Maximum Shannon Information Content of Diagnostic Medical Testing

The increase in Shannon information available from a diagnostic test associated with grading of the test results into many outcomes, rather than simply positive or negative, was examined to determine its upper limit as the number of test outcomes is increased indefinitely. Numerical methods were employed to find the optimal locations of outcome boundaries when a single normally distributed test variable is classified into 2, 3, 4, 5, 6, 8, 14, or 20 outcome categories. In each case Shannon information was computed for values of prior probability between 0.01 and 0.99 and for distances between the means in diseased and nondiseased populations ranging from 0.5 to 5.0 standard deviations.

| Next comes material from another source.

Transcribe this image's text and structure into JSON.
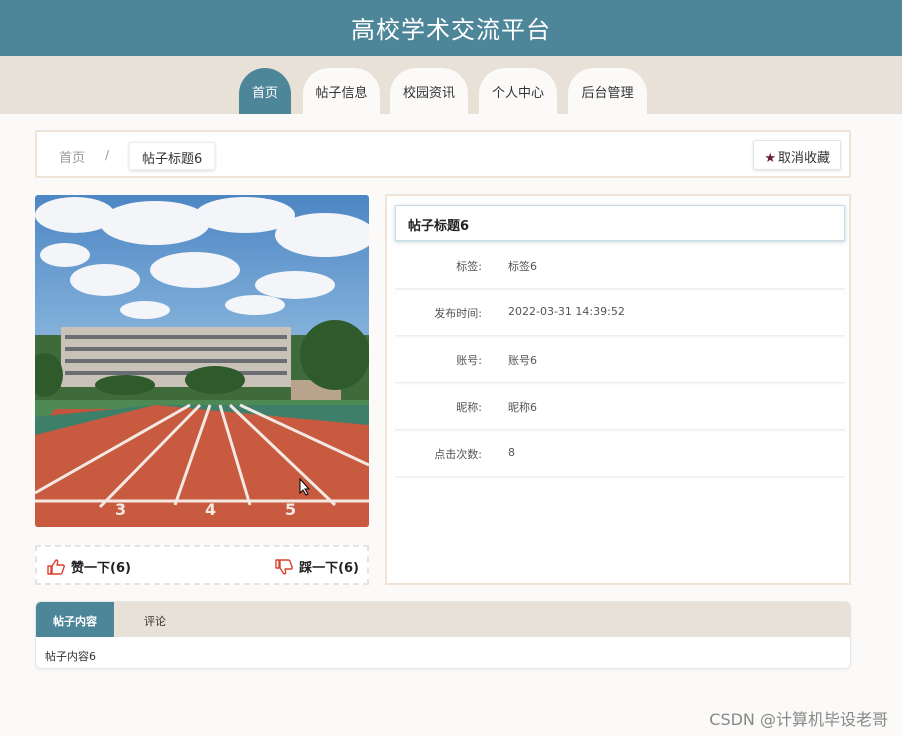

There is an important improvement in Shannon information as the number of outcomes defined is increased, but the increment in information diminishes rapidly with each additional category. A 20%-30% increment in information may be achieved with three outcomes instead of two. A further important increase in information occurs with four to seven outcomes, but beyond this the increment in inforation is negligible. The findings were similar over a wide range of prior probabilities and distances between the means. The analysis was extended to the case of multiple nonindependent tests by demonstrating their application to a Fisher discriminant function incorporating such tests. It was concluded that for normally distributed test variables: grading of test results significantly improves the information content of both single and multiple tests; the value of information content for 8-20 outcomes represents very nearly the maximum information content of a test; there is little value in using more than five to seven test outcomes; multiple grading should not be neglected for discriminant functions.